Bunga yang semula masih nampak segar saat ditaburkan, serta merta hangus menjadi abu saat menyentuh permukaan tanah. Tentu saja Pak Jumadi terperanjat melihatnya. Namun, lelaki itu tak berani berbuat apa-apa. Bahkan berkedip pun tidak.

Kesanehan baru terjadi ketika Mbah Sengkolo memecahkan telur ayam cemani tembeyan pada sebongkah akar yang mencuat dari dalam tanah.

Prak!

Begitu putih dan kuning telur yang telah pecah itu meleleh melumuri akar besar itu, tiba-tiba tubuh Pak Jumadi bergetar hebat. Bola matanya berubah merah semerah darah dan menatap tajam penuh dendam. Bibirnya menyeringai dan menggeram penuh amarah.

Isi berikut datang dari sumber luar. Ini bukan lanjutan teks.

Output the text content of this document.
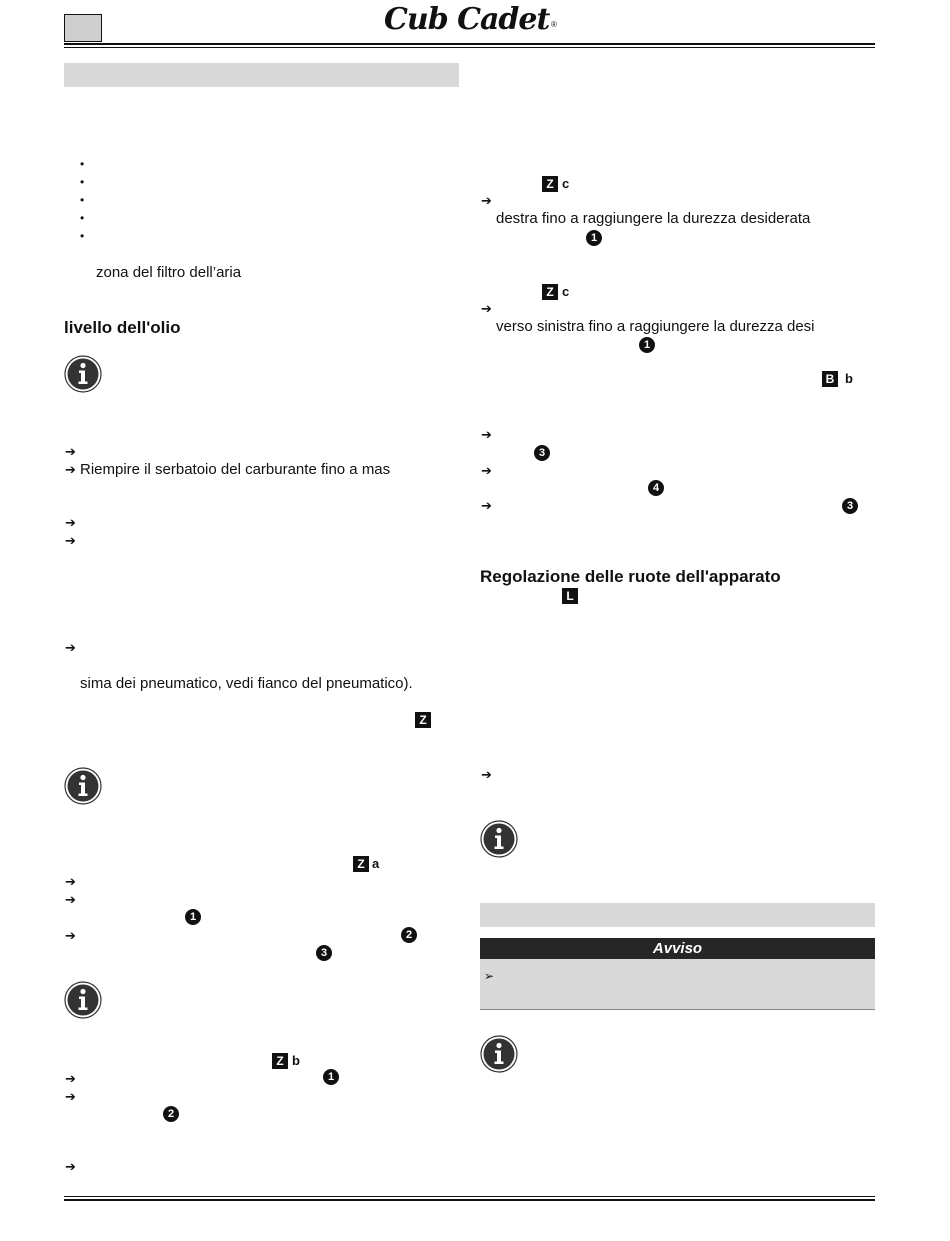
Cub Cadet ®
•
•
•
•
•
zona del filtro dell’aria
livello dell'olio
➔
➔ Riempire il serbatoio del carburante fino a mas
➔
➔
➔
sima dei pneumatico, vedi fianco del pneumatico).
Z
Z a
➔
➔
1
➔	2
3
Z b
➔	1
➔
2
➔
Z c
➔
destra fino a raggiungere la durezza desiderata
1
Z c
➔
verso sinistra fino a raggiungere la durezza desi
1
B b
➔
3
➔
4
➔	3
Regolazione delle ruote dell'apparato
L
➔
Avviso
➢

“Hai manusia, jangan coba-coba menggangguku! Orang-orang kota itu telah menjadi tawananku. Kau tidak berhak mengusiknya! Pergi! Pergilah!” Suara Pak Jumadi pun berubah menjadi suara nenek-nenek reot yang serak parau.

Sesaat Mbah Sengkolo terkesiap. Namun, lelaki renta itu segera tersadar bahwa ritual tengah hari yang telah dilakukannya sudah mulai bereaksi. Mantra-mantra magis yang dibacanya tadi telah membuka pintu-pintu gaib yang menghubungkan jalan pocong ini dengan tanjakan angker Kenaren.

“Mereka adalah cucu-cucuku. Aku lebih berhak atas diri mereka,” bantah Mbah Sengkolo tanpa rasa gentar.

“Ambil saja mereka jika kau berani melawan para penunggu Kenaren. Ha ha ha ha …!” Sambil tertawa, makhluk yang sedang menguasai jiwa Pak Jumadi itu mengerahkan tenaga dalam untuk melakukan penyerangan.

Demi menyadari bahaya itu, Mbah Sengkolo diam-diam mengambil sisa isi telur yang masih melekat di akar itu. Lantas secepat kilat ia usapkan tangannya yang berlumur telur itu ke kepala Pak Jumadi yang masih menggeram-geram dalam pengaruh penghuni alam kegelapan.